A falta de coesão entre os órgãos públicos para uma ação mais enérgica no combate ao avanço do petróleo cru nas praias, além de manchar o próprio litoral, pode deixar também uma mancha no mercado brasileiro, às vésperas do megaleilão do pré-sal, que deve movimentar com a cessão onerosa pelo menos R$ 106 bilhões em arrecadação. “Talvez a crítica que a gente possa fazer ao governo brasileiro é que ele demorou muito a reagir, e o Brasil nesses último meses teve dois grandes acidentes ambientais. Queimadas na Amazônia e esse vazamento de óleo. Todos os dois trazem meio que embutidos um discurso ideológico, e isso é ruim porque a ideologia não resolve o problema. Acidentes ambientais ninguém deseja que aconteçam, mas eles acontecem e nós devemos estar preparados para isso”, afirma o diretor do Centro Brasileiro de Infraestrutura, Adriano Pires.

Origem do vazamento

Se por um lado há críticas à forma de atuação do poder público na contenção do vazamento, por outro lado também pesa a falta de explicações sobre as investigações. Estudos técnicos da Petrobras indicam que o petróleo tem origem venezuelana, e o governo sustenta a tese de que o material teria chegado à costa após vazamento de um navio fantasma, provavelmente numa operação de transbordo do material numa operação chamada de ship to ship (de navio para navio). No Recife, o comandante de operações navais da Marinha apenas garantiu que a investigação do vazamento está ocorrendo e uma consultoria especializada em vazamentos de petróleo, a inglesa ITOPF, está atuando em conjunto com o Ibama.

“Essa história de navio fantasma todo mundo sabe que existe, mas a única pessoa que tem dados para falar é a Marinha. Se a gente tivesse uma frota da Marinha maior, com mais navios-patrulha e mais efetivo, evidentemente teria-se uma vigilância maior, muito possivelmente conseguindo detectar navios que não estão com seu equipamento ligado (fantasma). O problema é que hoje a frota da Marinha é reduzida, porque há muitos anos não se investe na renovação”, pontua o vice-presidente do Sinaval, Sérgio Bacci.

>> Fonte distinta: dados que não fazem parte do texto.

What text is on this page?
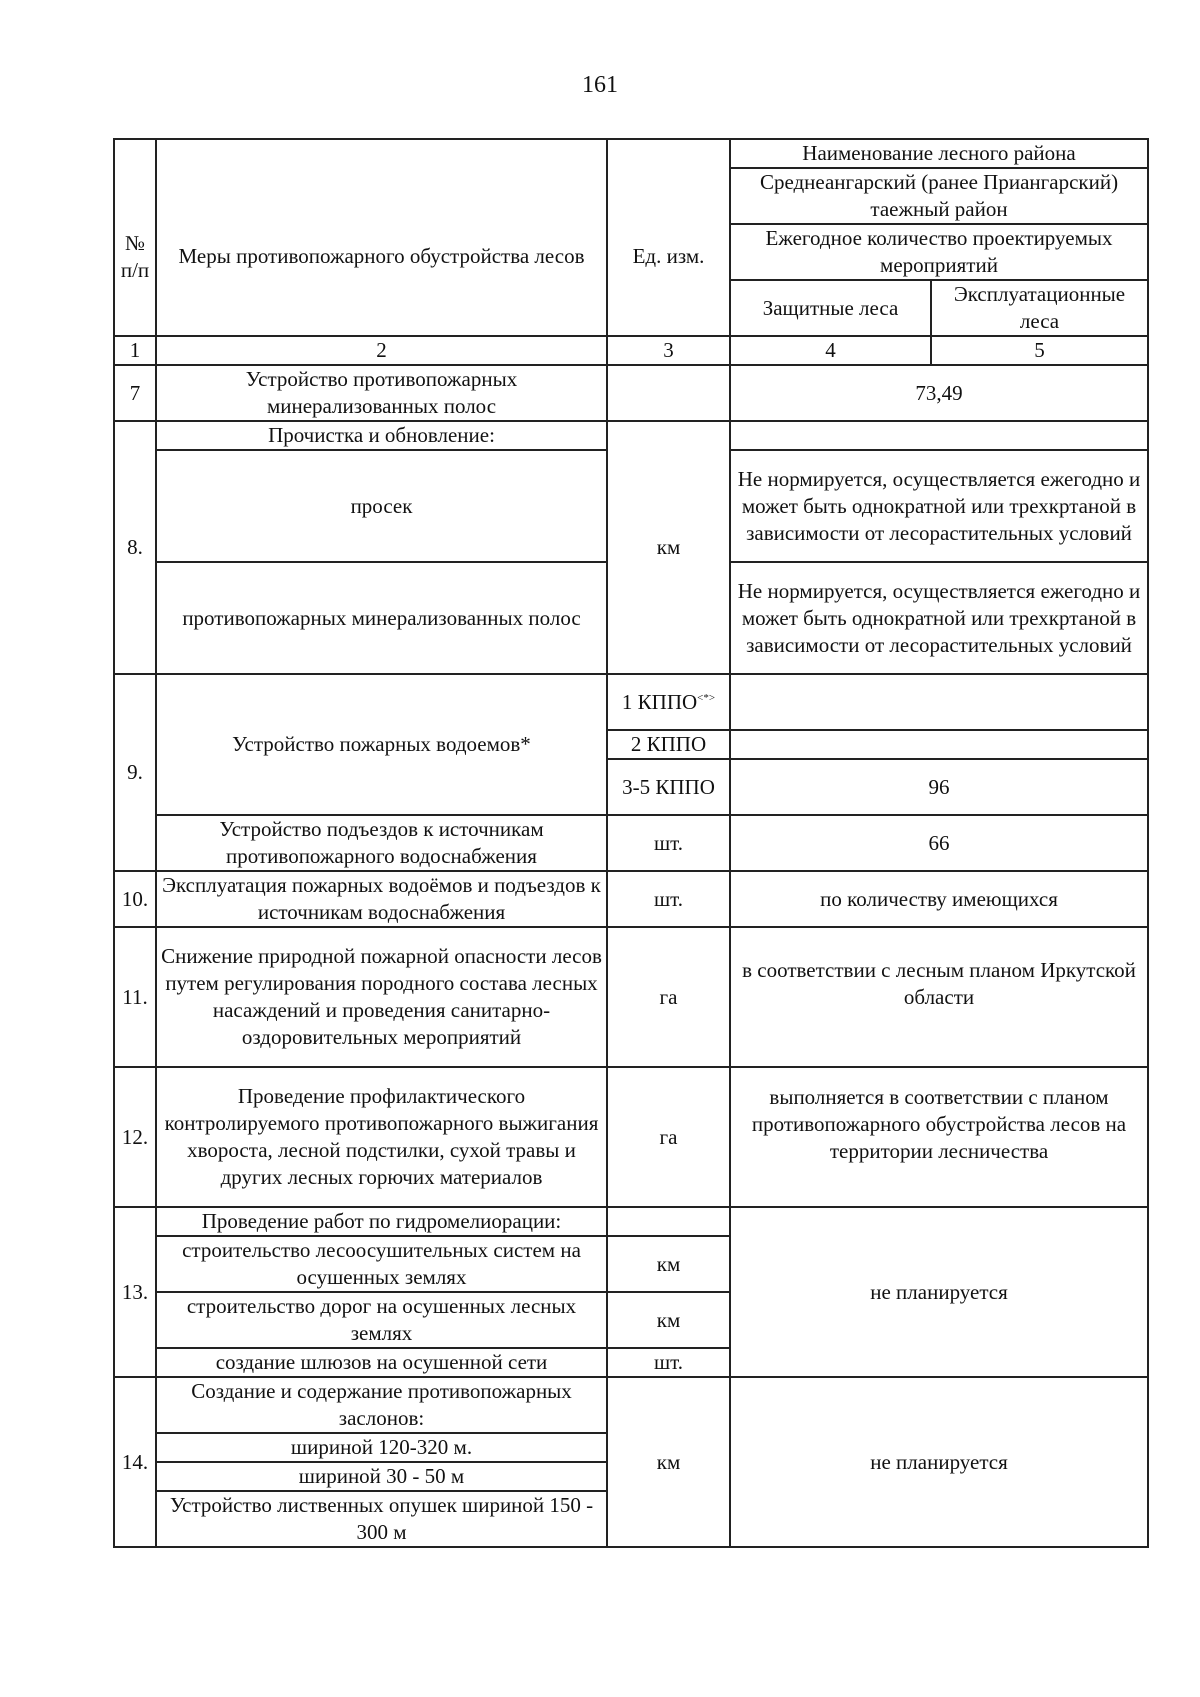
161
№ п/п	Меры противопожарного обустройства лесов	Ед. изм.	Наименование лесного района	
			Среднеангарский (ранее Приангарский) таежный район	
			Ежегодное количество проектируемых мероприятий	
			Защитные леса	Эксплуатационные леса
1	2	3	4	5
7	Устройство противопожарных минерализованных полос		73,49	
8.	Прочистка и обновление:	км		
	просек		Не нормируется, осуществляется ежегодно и может быть однократной или трехкртаной в зависимости от лесорастительных условий	
	противопожарных минерализованных полос		Не нормируется, осуществляется ежегодно и может быть однократной или трехкртаной в зависимости от лесорастительных условий	
9.	Устройство пожарных водоемов*	1 КППО<*>	
		2 КППО		
		3-5 КППО	96	
	Устройство подъездов к источникам противопожарного водоснабжения	шт.	66	
10.	Эксплуатация пожарных водоёмов и подъездов к источникам водоснабжения	шт.	по количеству имеющихся	
11.	Снижение природной пожарной опасности лесов путем регулирования породного состава лесных насаждений и проведения санитарно-оздоровительных мероприятий	га	в соответствии с лесным планом Иркутской области	
12.	Проведение профилактического контролируемого противопожарного выжигания хвороста, лесной подстилки, сухой травы и других лесных горючих материалов	га	выполняется в соответствии с планом противопожарного обустройства лесов на территории лесничества	
13.	Проведение работ по гидромелиорации:		не планируется	
	строительство лесоосушительных систем на осушенных землях	км		
	строительство дорог на осушенных лесных землях	км		
	создание шлюзов на осушенной сети	шт.		
14.	Создание и содержание противопожарных заслонов:	км	не планируется	
	шириной 120-320 м.			
	шириной 30 - 50 м			
	Устройство лиственных опушек шириной 150 - 300 м			
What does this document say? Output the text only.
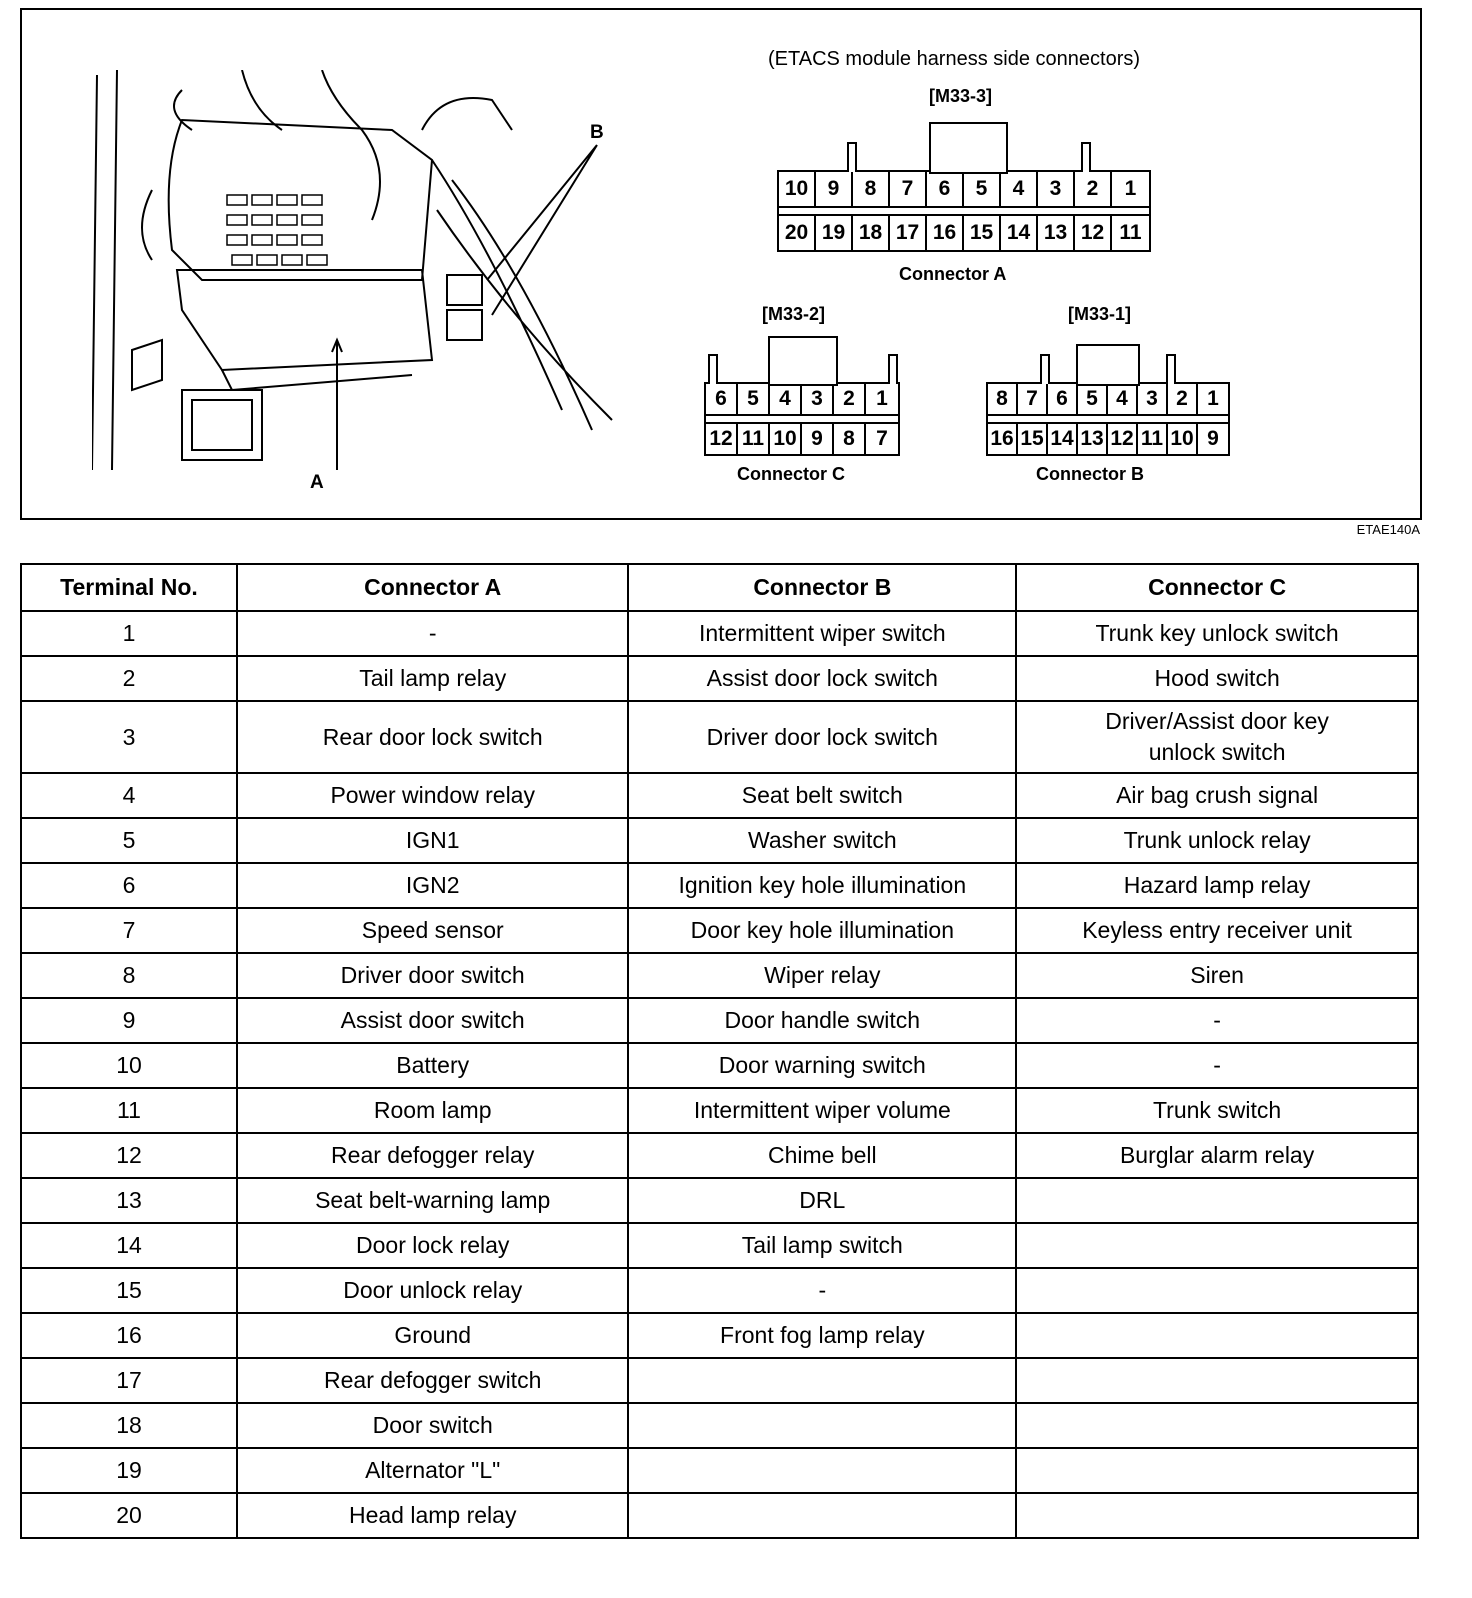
A
B
(ETACS module harness side connectors)
[M33-3]
Connector A
10 9	8	7	6	5	4	3	2	1
20 19 18 17 16 15 14 13 12 11
[M33-2]
Connector C
6 5 4 3 2	1
12 11 10 9 8	7
[M33-1]
Connector B
8 7 6 5 4 3 2 1
16 15 14 13 12 11 10 9
ETAE140A
Terminal No.	Connector A	Connector B	Connector C
1	-	Intermittent wiper switch	Trunk key unlock switch
2	Tail lamp relay	Assist door lock switch	Hood switch
3	Rear door lock switch	Driver door lock switch	Driver/Assist door key unlock switch
4	Power window relay	Seat belt switch	Air bag crush signal
5	IGN1	Washer switch	Trunk unlock relay
6	IGN2	Ignition key hole illumination	Hazard lamp relay
7	Speed sensor	Door key hole illumination	Keyless entry receiver unit
8	Driver door switch	Wiper relay	Siren
9	Assist door switch	Door handle switch	-
10	Battery	Door warning switch	-
11	Room lamp	Intermittent wiper volume	Trunk switch
12	Rear defogger relay	Chime bell	Burglar alarm relay
13	Seat belt-warning lamp	DRL	
14	Door lock relay	Tail lamp switch	
15	Door unlock relay	-	
16	Ground	Front fog lamp relay	
17	Rear defogger switch		
18	Door switch		
19	Alternator "L"		
20	Head lamp relay		
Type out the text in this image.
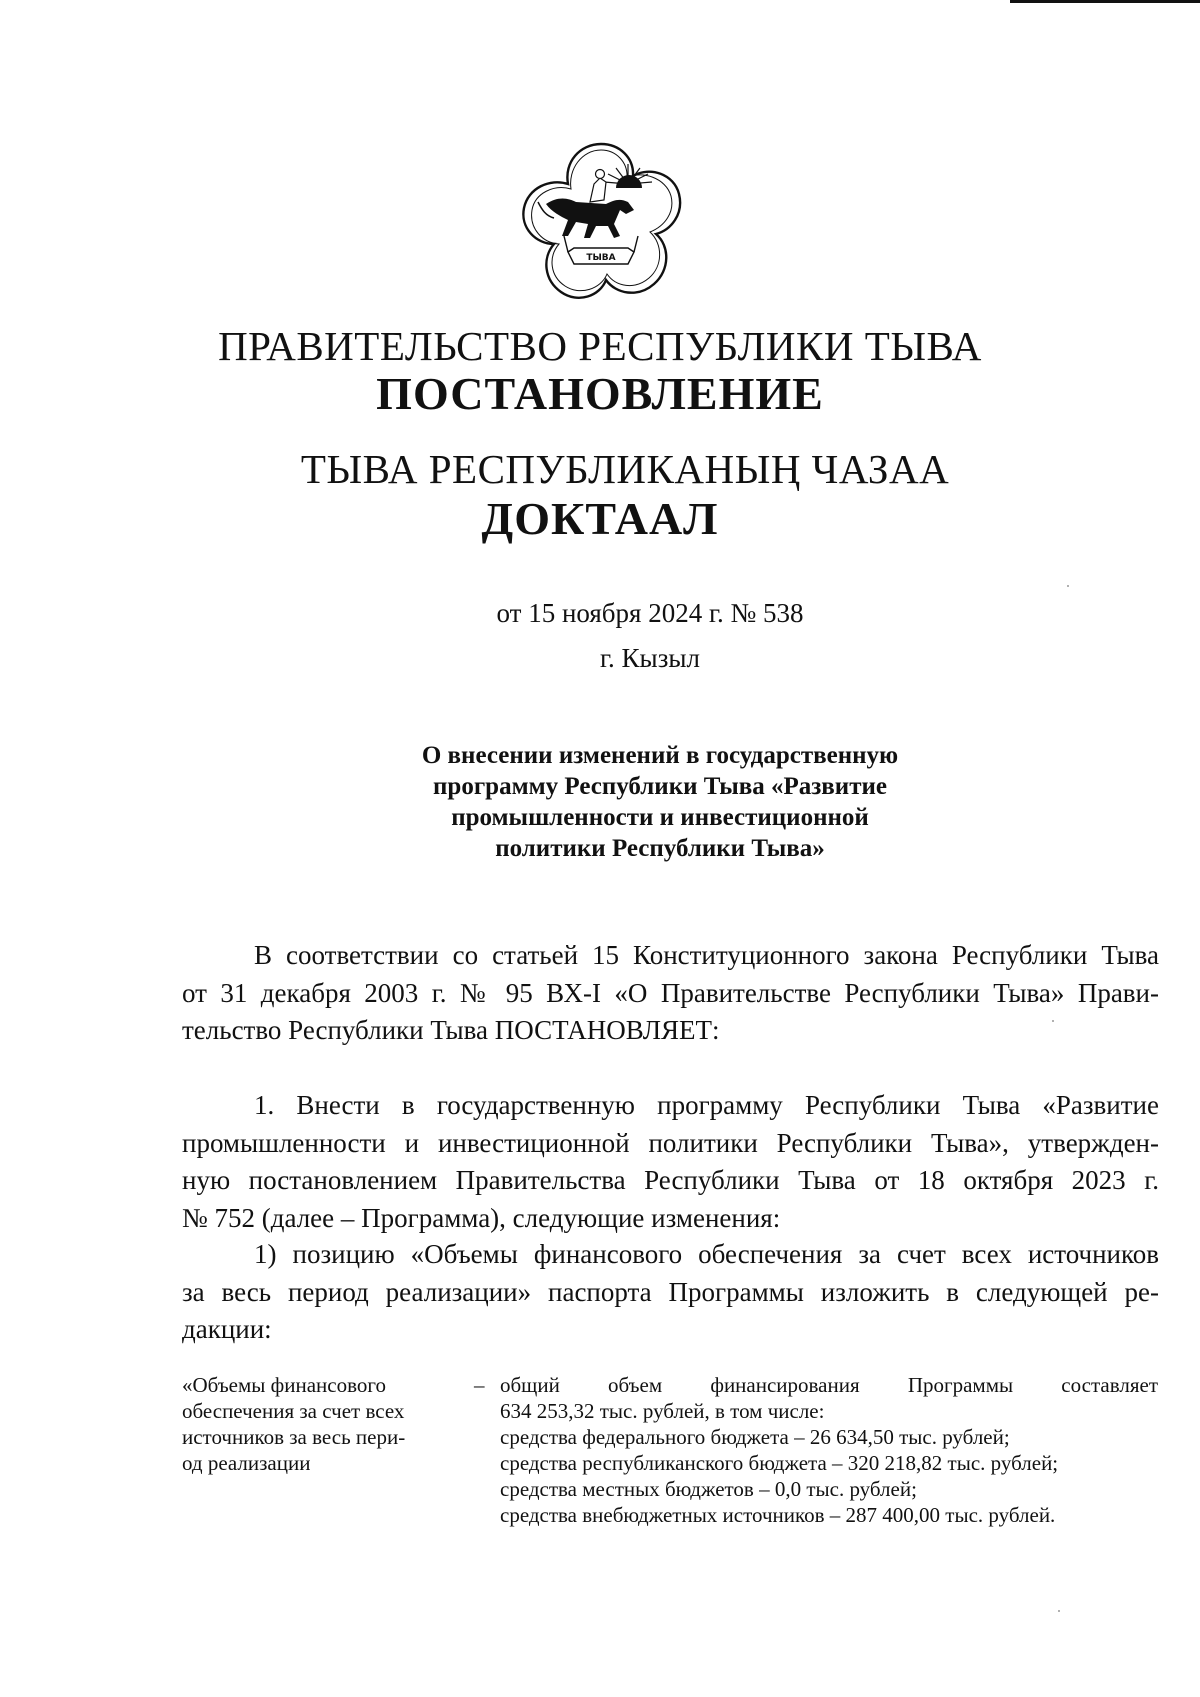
ТЫВА
ПРАВИТЕЛЬСТВО РЕСПУБЛИКИ ТЫВА
ПОСТАНОВЛЕНИЕ
ТЫВА РЕСПУБЛИКАНЫҢ ЧАЗАА
ДОКТААЛ
от 15 ноября 2024 г. № 538
г. Кызыл
О внесении изменений в государственную
программу Республики Тыва «Развитие
промышленности и инвестиционной
политики Республики Тыва»
В соответствии со статьей 15 Конституционного закона Республики Тыва
от 31 декабря 2003 г. № 95 ВХ-I «О Правительстве Республики Тыва» Прави-
тельство Республики Тыва ПОСТАНОВЛЯЕТ:
1. Внести в государственную программу Республики Тыва «Развитие
промышленности и инвестиционной политики Республики Тыва», утвержден-
ную постановлением Правительства Республики Тыва от 18 октября 2023 г.
№ 752 (далее – Программа), следующие изменения:
1) позицию «Объемы финансового обеспечения за счет всех источников
за весь период реализации» паспорта Программы изложить в следующей ре-
дакции:
«Объемы финансового
обеспечения за счет всех
источников за весь пери-
од реализации
– общий объем финансирования Программы составляет
634 253,32 тыс. рублей, в том числе:
средства федерального бюджета – 26 634,50 тыс. рублей;
средства республиканского бюджета – 320 218,82 тыс. рублей;
средства местных бюджетов – 0,0 тыс. рублей;
средства внебюджетных источников – 287 400,00 тыс. рублей.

Na ilegalidade ou na legalidade, a realização do ship to ship tem crescido. No primeiro caso, especialistas admitem que a movimentação se justifica pelas sanções econômicas impostas à Venezuela e ao regime de Nicolás Maduro. Lá, a produção petrolífera corresponde à 96% das receitas. No segundo, a busca das empresas por facilidade de logística e menor custo transferiu via ship to ship 77 milhões de barris de óleo em 2018 e, este ano, até setembro, já foram 69 milhões de barris segundo levantamento do jornal Estado de São Paulo.

“Isso acontece com certa naturalidade. Você extrai do poço o petróleo, vai para um navio grande e aí faz o transbordo para navios menores e leva o petróleo até a costa. Agora existem padrões de segurança para evitar que ocorra o vazamento para a água. Evidentemente, acidentes acontecem, mas rapidamente se consegue estancar vazamentos. Nesse caso do Nordeste, tem que ver em que nível foi essa operação, porque já se tem muito óleo. É muito esquisito”, acrescenta Bacci.

Responsável pela liberação das empresas para realização do ship to ship, o Ibama não respondeu aos questionamentos do Jornal do Commercio até o fechamento desta edição. O mesmo ocorreu com o Ministério do Meio Ambiente e a Marinha, ao serem questionados, respectivamente, sobre as ações de contenção e investigação do derramamento de óleo e fiscalização de navios fantasmas na costa brasileira.